Parker creates this space as a place where community learning is a
comfortable and engaging process. Parker is more vague about his
approach to the practice of obedience to truth. He claims that this
practice occurs when the classroom is not approached as a location
separate from the reality of the world. The classroom should be treated
as part of the same plane of existence as the real-life application of the
subject matter. Parker proposes that students should engage the
material as if it were a third entity of the classroom, the first two being
the student and teacher. He gives examples of how he facilitated this
in his own classroom when teaching about Thomas Merton. Parker
would take time to introduce the class to Merton himself, with the
same care taken in introducing one good friend to some others
(Palmer 99). Students learn about Merton the man before ever
beginning to learn about the conceptual and practical issues involved
in most conventional study of him. Parkers strategy to practicing
obedience to truth was to allow students to interact with the subject at
hand, rather than just memorizing facts. Parker describes the practice
of obedience to truth as an act of fidelity to the personal truths of
others. As students interact faithfully and respond to the material
presented and the responses of their peers and their own, they
encounter and practice obedience to truth.

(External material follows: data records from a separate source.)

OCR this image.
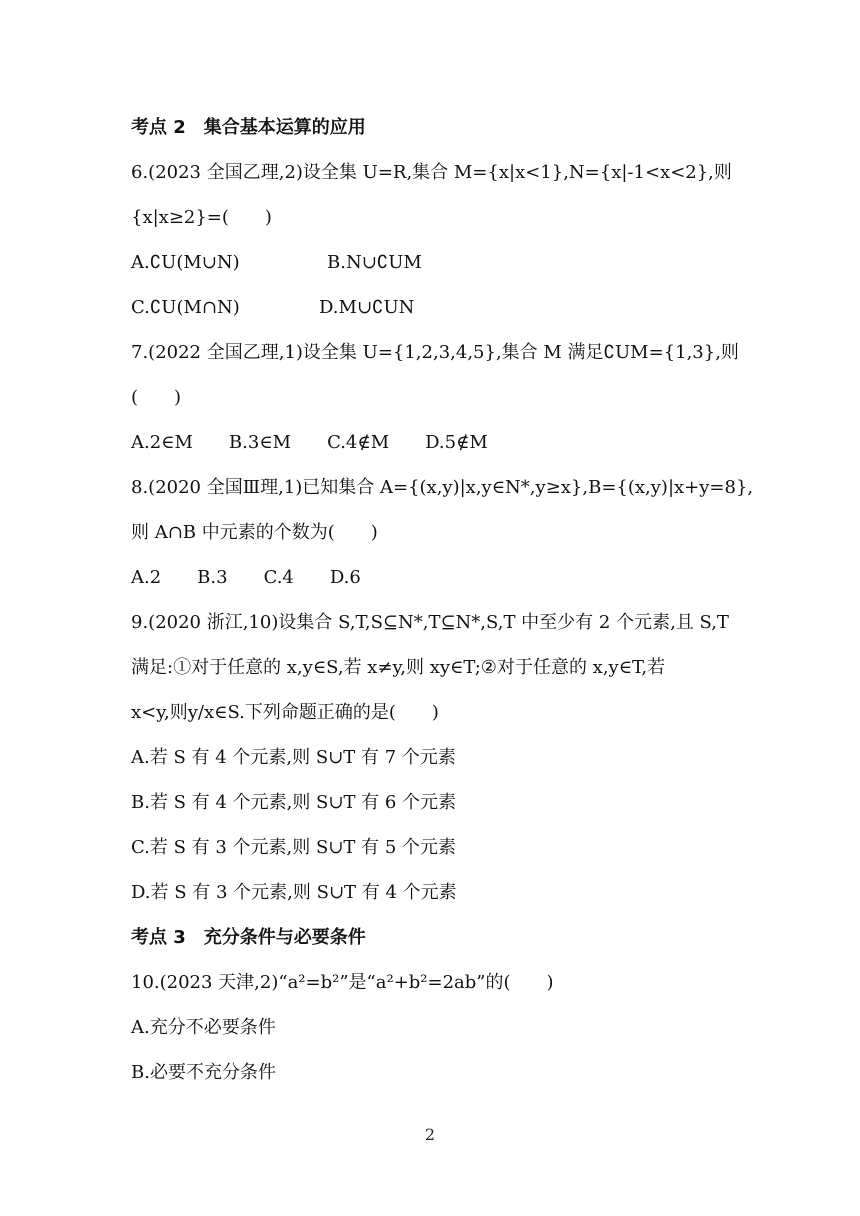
考点 2　集合基本运算的应用
6.(2023 全国乙理,2)设全集 U=R,集合 M={x|x<1},N={x|-1<x<2},则
{x|x≥2}=(　　)
A.∁U(M∪N)	B.N∪∁UM
C.∁U(M∩N)	D.M∪∁UN
7.(2022 全国乙理,1)设全集 U={1,2,3,4,5},集合 M 满足∁UM={1,3},则
(　　)
A.2∈M　　B.3∈M　　C.4∉M　　D.5∉M
8.(2020 全国Ⅲ理,1)已知集合 A={(x,y)|x,y∈N*,y≥x},B={(x,y)|x+y=8},
则 A∩B 中元素的个数为(　　)
A.2　　B.3　　C.4　　D.6
9.(2020 浙江,10)设集合 S,T,S⊆N*,T⊆N*,S,T 中至少有 2 个元素,且 S,T
满足:①对于任意的 x,y∈S,若 x≠y,则 xy∈T;②对于任意的 x,y∈T,若
x<y,则y/x∈S.下列命题正确的是(　　)
A.若 S 有 4 个元素,则 S∪T 有 7 个元素
B.若 S 有 4 个元素,则 S∪T 有 6 个元素
C.若 S 有 3 个元素,则 S∪T 有 5 个元素
D.若 S 有 3 个元素,则 S∪T 有 4 个元素
考点 3　充分条件与必要条件
10.(2023 天津,2)“a²=b²”是“a²+b²=2ab”的(　　)
A.充分不必要条件
B.必要不充分条件
2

Another point of even greater ambiguity than the practice of
obedience to truth is Parkers approach to spiritual formation of
teachers. One major critique found in Parkers proposed ideology is the
great responsibility it places on the teacher to be fully dedicated to
purely unbiased presentation and facilitation of classroom material. If
students are to enter into a community of learning that requires
vulnerability and fidelity, than the teacher should also be expected to
listen and respond faithfully with deep love for the student and the
subject. If the friendship of the teacher and subject is a jealous or
protective one, then the student will be unable to truly engage in the
material in such a way that allows for Parkers practice of obedience to
truth.
Parker encourages the spiritual formation of teachers through
methods of both pragmatic and contemplative natures. He suggests
that teaching and learning in a filed of study outside ones own can be
of great benefit to teachers. This practice allows teachers to become
students, even such that they encounter new subject material in the
same way as their students do. Parker also calls for the cultivation a
virtues that allow teachers to be unbiased and fully engaged in the
practice of obedience to truth. He names humility with faith as virtues
that allow listening and responding faithfully to occur. The virtue of
reverence without idolatry allows teachers to pay the less familiar
truths encountered in a communal consensus to be paid the same
respect as familiar solutions to problems. Parker calls for the cultivation
of these virtues to come through practices in silent meditation, prayer,
and solitude. These practices can lead to the shedding of the
objectifying mind-force we use to construct reality (Palmer 120). In a
practice similar to Zen Buddhist meditation, Palmer challenges
teachers to seek reality beyond the objective barriers we construct and
listen to the true nature of reality.
Palmers argument is vague and difficult to grasp without a lot of
imagination. To envision the practices he suggests in To Know As We
Are Known put to use in a middle school or even high school classroom
in a public school would be quite a stretch. This way of thinking
challenges the notion that students are receiving education. Palmer
suggests rather that they question and interact with personal truths,
peers, and subject matter to come into a greater knowing of truth and
practice obedience to it through communal learning.
Bibliography
Palmer, Parker J. To Know as We Are Known: Education as a Spiritual
Journey. San Francisco: Harper San Francisco, 1993. Print.